Dive Brief:
- Skechers reported $8 billion in sales for its 2023 fiscal year, a 7.5% year-over-year increase and a record in annual sales for the footwear giant, according to a Thursday press release.
- International sales saw the largest increase at 13.3%, while domestic sales decreased 0.8%.
- Though the company logged fourth quarter DTC growth of 20.3%, wholesale remained a challenge, with Skechers reporting $86.6 million for the segment, a 8.3% decrease from the year prior.
Dive Insight:
While Skechers set multiple sales records during 2023, wholesale pressure continued throughout the fiscal year.
In Q3, Skechers “eked out a marginal gain” for its wholesale business with a 0.3% increase, said Tom Nikic of Wedbush Securities, but he called the footwear giant’s Q4 decline a “surprising reversal” from the previous quarter’s results.
Domestic wholesale decreased 10.4% for the quarter, and international wholesale declined 7.1%, COO David Weinberg said on an earnings call with investors. The international decline was primarily due to the EMEA region, and it was partially offset by improvements in the APAC region, “including double-digit improvements in China which had a healthy return to growth over the key fourth quarter holidays,” per Weinberg.
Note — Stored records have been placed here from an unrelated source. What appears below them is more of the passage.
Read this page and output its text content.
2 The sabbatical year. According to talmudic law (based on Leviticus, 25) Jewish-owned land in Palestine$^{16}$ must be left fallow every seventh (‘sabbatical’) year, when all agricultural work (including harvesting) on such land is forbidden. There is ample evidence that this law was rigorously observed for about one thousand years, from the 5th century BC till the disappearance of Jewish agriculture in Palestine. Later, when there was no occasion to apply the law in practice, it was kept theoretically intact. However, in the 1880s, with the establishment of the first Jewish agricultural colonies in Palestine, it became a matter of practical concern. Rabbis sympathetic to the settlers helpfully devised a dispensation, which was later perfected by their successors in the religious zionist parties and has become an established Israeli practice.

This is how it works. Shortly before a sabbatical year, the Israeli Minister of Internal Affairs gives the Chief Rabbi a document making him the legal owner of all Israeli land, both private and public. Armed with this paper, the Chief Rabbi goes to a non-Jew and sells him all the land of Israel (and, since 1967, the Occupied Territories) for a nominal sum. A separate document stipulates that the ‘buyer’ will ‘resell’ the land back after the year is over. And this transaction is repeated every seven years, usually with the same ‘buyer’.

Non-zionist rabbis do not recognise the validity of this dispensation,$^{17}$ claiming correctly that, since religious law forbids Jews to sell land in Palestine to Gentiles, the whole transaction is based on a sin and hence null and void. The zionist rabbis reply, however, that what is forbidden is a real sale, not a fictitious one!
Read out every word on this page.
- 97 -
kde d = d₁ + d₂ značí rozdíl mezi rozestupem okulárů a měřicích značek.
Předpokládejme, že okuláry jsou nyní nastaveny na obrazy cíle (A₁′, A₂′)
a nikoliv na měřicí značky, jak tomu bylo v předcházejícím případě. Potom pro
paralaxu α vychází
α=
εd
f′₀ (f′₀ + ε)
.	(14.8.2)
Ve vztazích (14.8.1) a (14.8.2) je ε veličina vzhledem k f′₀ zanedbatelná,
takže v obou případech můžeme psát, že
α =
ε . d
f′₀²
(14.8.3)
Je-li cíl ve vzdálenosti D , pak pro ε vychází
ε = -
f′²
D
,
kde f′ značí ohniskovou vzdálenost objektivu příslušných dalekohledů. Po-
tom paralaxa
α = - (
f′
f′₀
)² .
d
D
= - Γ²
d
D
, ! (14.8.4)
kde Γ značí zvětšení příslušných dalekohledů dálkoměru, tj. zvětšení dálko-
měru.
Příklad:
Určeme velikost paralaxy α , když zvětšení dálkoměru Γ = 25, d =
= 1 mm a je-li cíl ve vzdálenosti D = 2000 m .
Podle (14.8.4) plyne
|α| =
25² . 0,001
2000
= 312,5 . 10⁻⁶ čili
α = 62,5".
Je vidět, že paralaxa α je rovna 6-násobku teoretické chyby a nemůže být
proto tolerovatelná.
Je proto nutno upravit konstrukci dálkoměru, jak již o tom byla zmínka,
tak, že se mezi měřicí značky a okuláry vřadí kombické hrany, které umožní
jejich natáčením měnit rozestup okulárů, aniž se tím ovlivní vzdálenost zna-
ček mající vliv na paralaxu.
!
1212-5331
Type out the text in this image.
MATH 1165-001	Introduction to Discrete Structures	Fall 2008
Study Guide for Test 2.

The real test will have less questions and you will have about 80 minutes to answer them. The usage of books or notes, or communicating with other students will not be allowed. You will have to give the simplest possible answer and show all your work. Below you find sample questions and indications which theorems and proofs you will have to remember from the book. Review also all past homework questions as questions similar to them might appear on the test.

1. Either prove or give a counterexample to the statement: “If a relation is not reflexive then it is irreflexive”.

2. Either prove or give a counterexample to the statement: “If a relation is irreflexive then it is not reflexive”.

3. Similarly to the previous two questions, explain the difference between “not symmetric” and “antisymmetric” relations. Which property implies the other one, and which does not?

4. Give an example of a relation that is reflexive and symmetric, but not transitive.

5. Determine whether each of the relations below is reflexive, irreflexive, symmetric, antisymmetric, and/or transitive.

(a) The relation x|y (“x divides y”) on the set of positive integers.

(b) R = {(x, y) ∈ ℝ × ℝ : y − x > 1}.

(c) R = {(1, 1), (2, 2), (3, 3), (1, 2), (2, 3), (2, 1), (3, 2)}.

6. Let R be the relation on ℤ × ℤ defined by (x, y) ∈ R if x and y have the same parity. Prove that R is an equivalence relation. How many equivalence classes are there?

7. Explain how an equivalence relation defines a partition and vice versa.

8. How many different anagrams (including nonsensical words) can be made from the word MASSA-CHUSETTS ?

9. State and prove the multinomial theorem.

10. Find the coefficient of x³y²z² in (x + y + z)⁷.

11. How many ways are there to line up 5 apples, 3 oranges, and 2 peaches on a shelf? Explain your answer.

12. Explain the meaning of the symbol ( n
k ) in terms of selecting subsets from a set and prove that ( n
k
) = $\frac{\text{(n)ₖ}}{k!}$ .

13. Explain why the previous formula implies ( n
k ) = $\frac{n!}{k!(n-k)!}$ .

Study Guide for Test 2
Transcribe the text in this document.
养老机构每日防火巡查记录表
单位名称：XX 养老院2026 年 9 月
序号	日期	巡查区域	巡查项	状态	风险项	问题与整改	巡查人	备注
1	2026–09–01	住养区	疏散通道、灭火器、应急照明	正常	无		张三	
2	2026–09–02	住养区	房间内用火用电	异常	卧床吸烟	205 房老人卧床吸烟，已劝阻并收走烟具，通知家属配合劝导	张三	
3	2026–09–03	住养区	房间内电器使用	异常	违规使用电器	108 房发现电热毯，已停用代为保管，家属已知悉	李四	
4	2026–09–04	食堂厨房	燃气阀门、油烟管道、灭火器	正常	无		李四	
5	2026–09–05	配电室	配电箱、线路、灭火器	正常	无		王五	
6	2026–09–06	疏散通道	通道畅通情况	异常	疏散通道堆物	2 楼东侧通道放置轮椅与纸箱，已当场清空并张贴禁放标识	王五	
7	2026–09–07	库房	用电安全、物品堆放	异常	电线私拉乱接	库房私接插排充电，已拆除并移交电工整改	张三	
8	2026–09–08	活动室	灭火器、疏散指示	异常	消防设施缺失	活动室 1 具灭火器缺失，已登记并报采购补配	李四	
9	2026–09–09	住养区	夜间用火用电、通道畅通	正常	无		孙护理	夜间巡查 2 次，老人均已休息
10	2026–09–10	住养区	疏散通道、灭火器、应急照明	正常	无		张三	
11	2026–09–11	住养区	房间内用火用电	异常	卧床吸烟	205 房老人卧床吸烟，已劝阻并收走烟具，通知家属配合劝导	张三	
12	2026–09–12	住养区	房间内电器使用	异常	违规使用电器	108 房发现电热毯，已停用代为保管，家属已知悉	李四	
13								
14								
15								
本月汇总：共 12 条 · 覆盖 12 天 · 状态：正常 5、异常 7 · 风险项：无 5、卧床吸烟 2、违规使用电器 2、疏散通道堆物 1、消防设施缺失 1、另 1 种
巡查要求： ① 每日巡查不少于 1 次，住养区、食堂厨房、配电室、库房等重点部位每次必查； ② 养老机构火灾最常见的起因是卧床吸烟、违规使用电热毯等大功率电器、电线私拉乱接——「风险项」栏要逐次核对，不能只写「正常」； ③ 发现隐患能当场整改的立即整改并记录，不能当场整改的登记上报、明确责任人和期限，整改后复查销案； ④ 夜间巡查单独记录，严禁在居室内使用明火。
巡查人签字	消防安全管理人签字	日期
Weinberg attributed wholesale decreases to “some retailers conservatively managing inventory levels and taking goods closer to season.”
“In all, 2023 was a challenging year for wholesale, particularly in the United States,” Weinberg said. “But our key indicators give us optimism that our wholesale business will return to growth in the first half of 2024.”
On the call, CFO John Vandemore said the company was optimistic about what it was seeing in the wholesale space so far in 2024, in terms of shipments through the first month of the quarter and bookings in the first half.
Meanwhile, DTC revenue in Q4 grew double-digits across all regions. The EMEA region grew the most at 53.1%, followed by APAC at 21.2% and the Americas region grew 14.6%. The company expects to grow this business line more in 2024.
“Direct-to-consumer, we also continue to expect to do well,” Vandemore said. “Maybe not as well as it's done this year because it's a pretty heady rate at 24% on the full year, but we still expect double-digit opportunities to reveal themselves, certainly to the first bit of the year. So we continue to see good trajectory, good recovery. I think, if anything, where we sit today, we think there's probably a lot more opportunity than risk in that, but it's also early. So we're going to watch things unfold.”
For 2024, the company set its sales outlook to between $8.6 billion and $8.8 billion. For the first quarter, it expects between $2.18 billion and $2.23 billion in sales.